Thursday, November 19, 2009

Acrawl With Nerves

I have a police mug shot of Johnny Cash being busted, near here, for crossing the Juarez bridge into the U.S. with a thousand uppers and downers. Pills. His mug is lean and haunted; “acrawl with nerves.” I feel close to the man in that photo. I’ve crossed that bridge one hundred times. Wired and lost, thinking of Johnny Cash. In the late ‘50’s my brother had that first Sun L.P. record: “The Hot and Blue Guitars of Johnny Cash,” and to me that was, and still is, IT. As punk as it is folk; savage blue country; gut-level Southern soul. American music. An Arkansas cotton farmer’s heart, pounding to Luther Perkins’ ragged, comb-toothed, boom-chick-a bass line. Thunder road music.
A decade later I snuck backstage at the Hollywood bowl and stood beside Cash as he waited for Bob Dylan to finish “Desolation Row,” that incredible beast of a song unfolding for the first time on stage. Cash and Dylan were defining nova-beat American folk music. Spin around a few more years and I was onstage singing with Johnny Cash in Switzerland; he whispered the lyrics to “Peace in the Valley” into my ear in front of 10,000 people… Christ, those Old Testament words about the “lion lying down with the lamb.” Chilling. Life changing. I’d had breakfast with him that morning and he promised me he would record my songs “Veteran’s Day,” and “Blue Wing.” He kept his promise.
“Blue Wing,” is still in the archives of those Rick Rubins' sessions, and it was those Rubin sessions which later brought Cash back to a younger, “alternative-country” audience, after Nashville had turned him out. How important is Johnny Cash to our culture? His face should be carved in granite next to Mount Rushmore, along with Hank Williams and Crazy Horse.

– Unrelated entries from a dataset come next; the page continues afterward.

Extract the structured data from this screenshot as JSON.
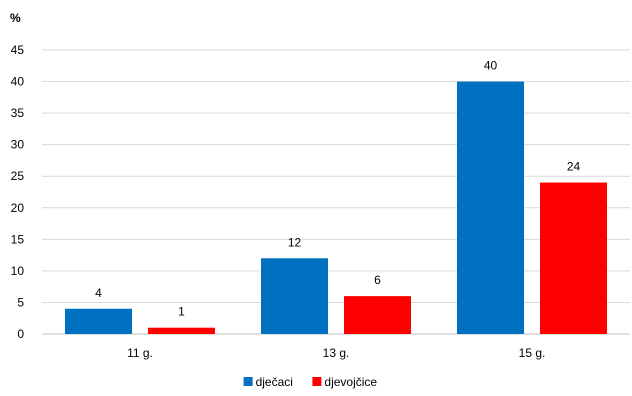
{
  "chart_data": {
    "type": "bar",
    "y_unit_label": "%",
    "categories": [
      "11 g.",
      "13 g.",
      "15 g."
    ],
    "series": [
      {
        "name": "dječaci",
        "color": "#0070C0",
        "values": [
          4,
          12,
          40
        ]
      },
      {
        "name": "djevojčice",
        "color": "#FF0000",
        "values": [
          1,
          6,
          24
        ]
      }
    ],
    "ylim": [
      0,
      45
    ],
    "yticks": [
      0,
      5,
      10,
      15,
      20,
      25,
      30,
      35,
      40,
      45
    ],
    "grid": true,
    "data_labels": true,
    "legend_position": "bottom"
  }
}
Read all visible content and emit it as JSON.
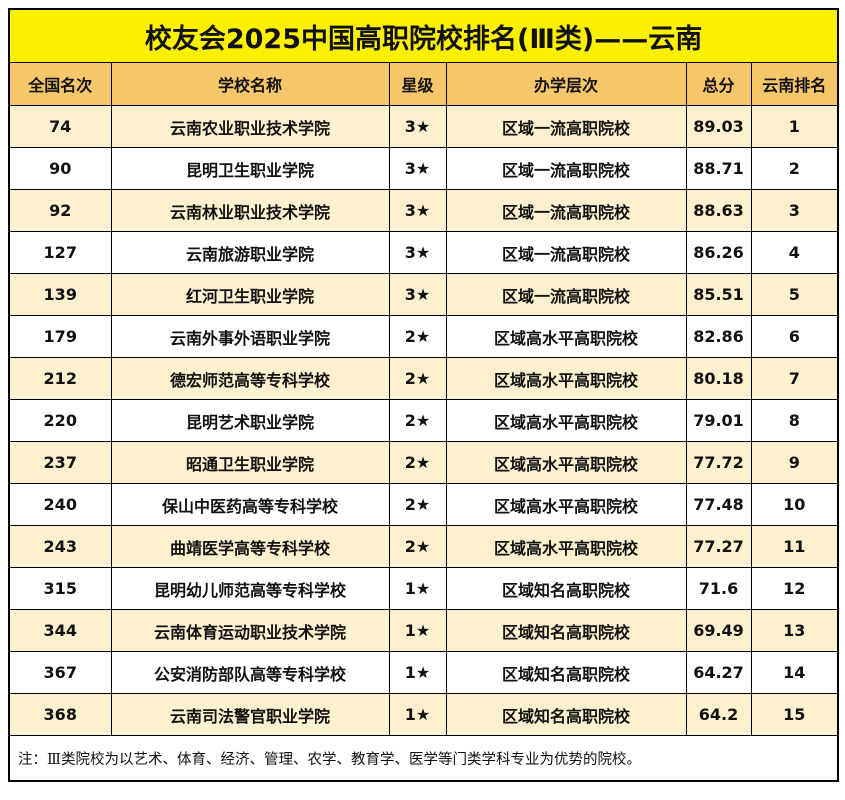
{
  "title": "校友会2025中国高职院校排名(Ⅲ类)——云南",
  "table": {
    "headers": [
      "全国名次",
      "学校名称",
      "星级",
      "办学层次",
      "总分",
      "云南排名"
    ],
    "rows": [
      [
        "74",
        "云南农业职业技术学院",
        "3★",
        "区域一流高职院校",
        "89.03",
        "1"
      ],
      [
        "90",
        "昆明卫生职业学院",
        "3★",
        "区域一流高职院校",
        "88.71",
        "2"
      ],
      [
        "92",
        "云南林业职业技术学院",
        "3★",
        "区域一流高职院校",
        "88.63",
        "3"
      ],
      [
        "127",
        "云南旅游职业学院",
        "3★",
        "区域一流高职院校",
        "86.26",
        "4"
      ],
      [
        "139",
        "红河卫生职业学院",
        "3★",
        "区域一流高职院校",
        "85.51",
        "5"
      ],
      [
        "179",
        "云南外事外语职业学院",
        "2★",
        "区域高水平高职院校",
        "82.86",
        "6"
      ],
      [
        "212",
        "德宏师范高等专科学校",
        "2★",
        "区域高水平高职院校",
        "80.18",
        "7"
      ],
      [
        "220",
        "昆明艺术职业学院",
        "2★",
        "区域高水平高职院校",
        "79.01",
        "8"
      ],
      [
        "237",
        "昭通卫生职业学院",
        "2★",
        "区域高水平高职院校",
        "77.72",
        "9"
      ],
      [
        "240",
        "保山中医药高等专科学校",
        "2★",
        "区域高水平高职院校",
        "77.48",
        "10"
      ],
      [
        "243",
        "曲靖医学高等专科学校",
        "2★",
        "区域高水平高职院校",
        "77.27",
        "11"
      ],
      [
        "315",
        "昆明幼儿师范高等专科学校",
        "1★",
        "区域知名高职院校",
        "71.6",
        "12"
      ],
      [
        "344",
        "云南体育运动职业技术学院",
        "1★",
        "区域知名高职院校",
        "69.49",
        "13"
      ],
      [
        "367",
        "公安消防部队高等专科学校",
        "1★",
        "区域知名高职院校",
        "64.27",
        "14"
      ],
      [
        "368",
        "云南司法警官职业学院",
        "1★",
        "区域知名高职院校",
        "64.2",
        "15"
      ]
    ]
  },
  "note": "注：Ⅲ类院校为以艺术、体育、经济、管理、农学、教育学、医学等门类学科专业为优势的院校。"
}
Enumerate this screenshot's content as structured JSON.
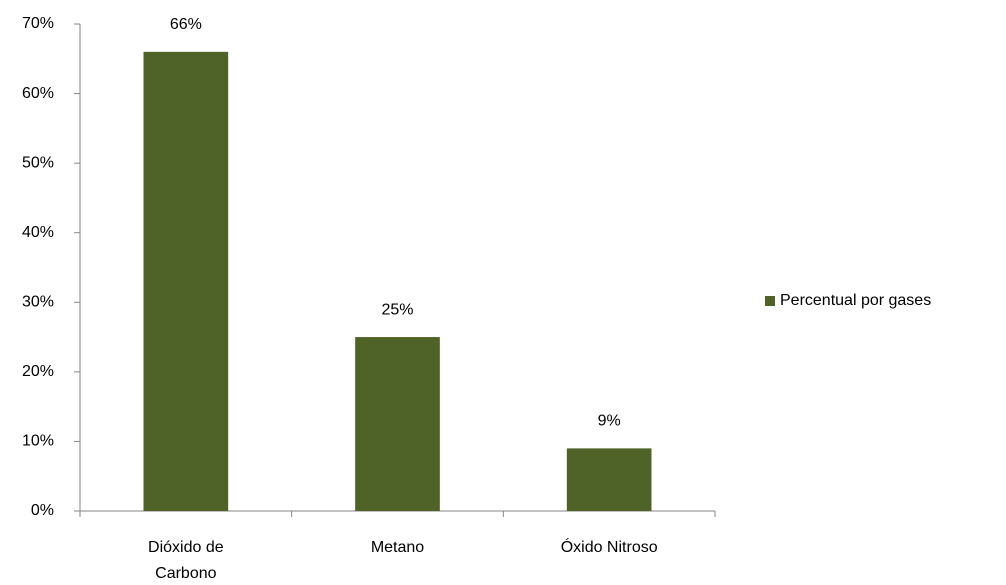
{
  "chart_data": {
    "type": "bar",
    "categories": [
      "Dióxido de Carbono",
      "Metano",
      "Óxido Nitroso"
    ],
    "series": [
      {
        "name": "Percentual por gases",
        "color": "#4f6228",
        "values": [
          66,
          25,
          9
        ],
        "value_labels": [
          "66%",
          "25%",
          "9%"
        ]
      }
    ],
    "ylim": [
      0,
      70
    ],
    "yticks": [
      {
        "value": 0,
        "label": "0%"
      },
      {
        "value": 10,
        "label": "10%"
      },
      {
        "value": 20,
        "label": "20%"
      },
      {
        "value": 30,
        "label": "30%"
      },
      {
        "value": 40,
        "label": "40%"
      },
      {
        "value": 50,
        "label": "50%"
      },
      {
        "value": 60,
        "label": "60%"
      },
      {
        "value": 70,
        "label": "70%"
      }
    ],
    "grid": false,
    "legend": "right"
  }
}
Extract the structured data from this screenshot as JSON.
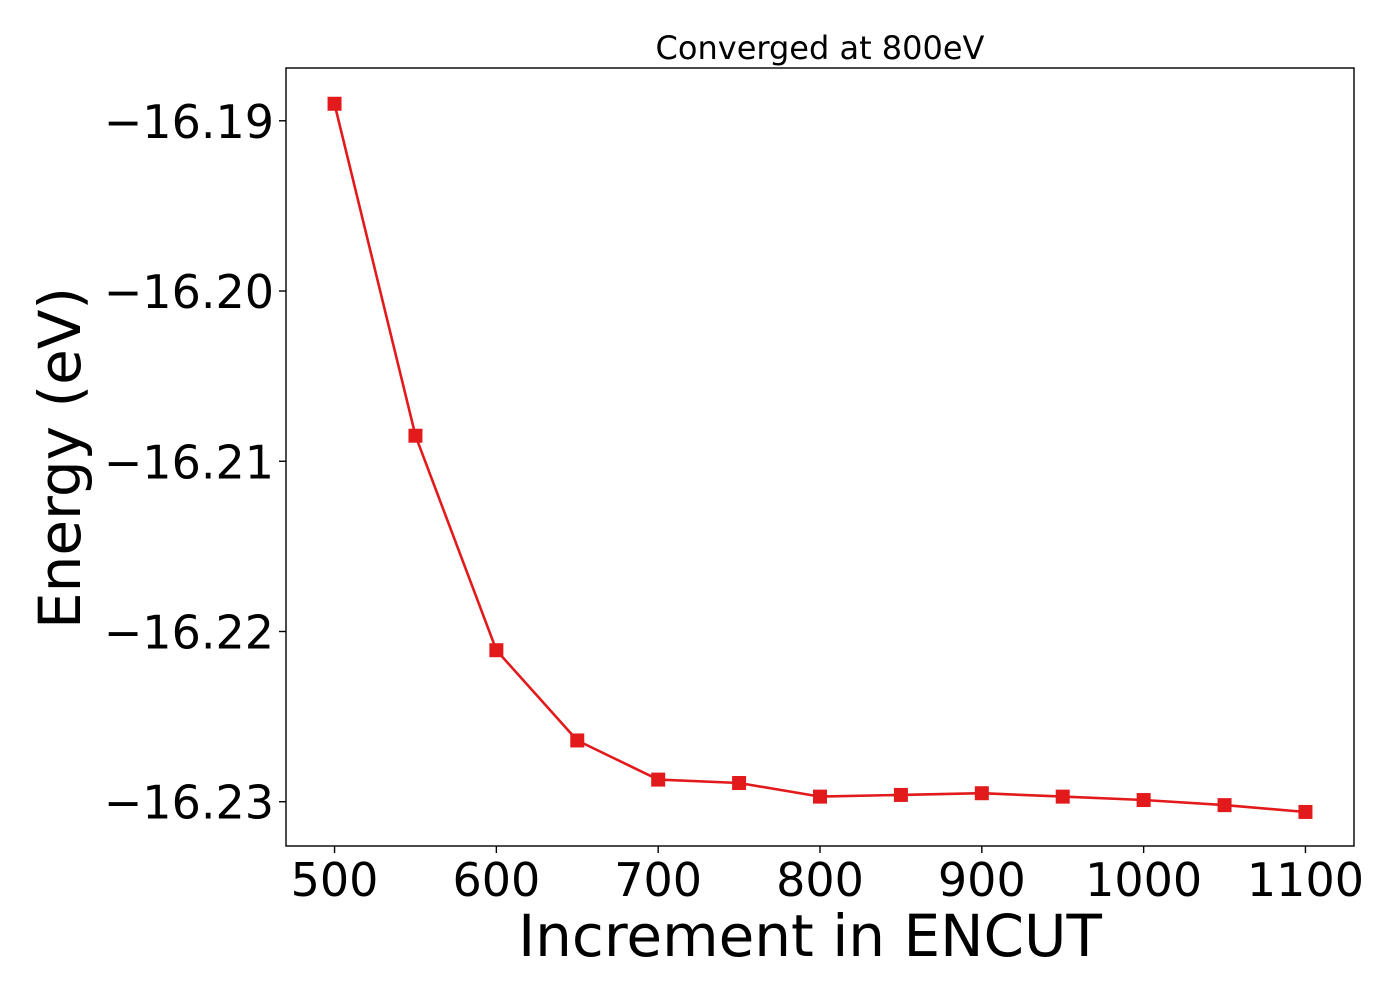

He is our Black Moses. His voice defines an honesty which cuts to the heart of how human beings love and hate and hurt. That voice was not so much “beautiful,” as it was raw and truth-filled and in your face, with real poetic news that needed to be heard, swallowed, spit out and heard again.
I am honored to have known him, if just in a few passing hours on a two or three far distant stages. I still think of him when I cross that bridge, from Juarez to El Paso; walking that line between hell and heaven; dancing across the that tightrope between truth and oblivion –high above a river gone up in flames. Acrawl with nerves.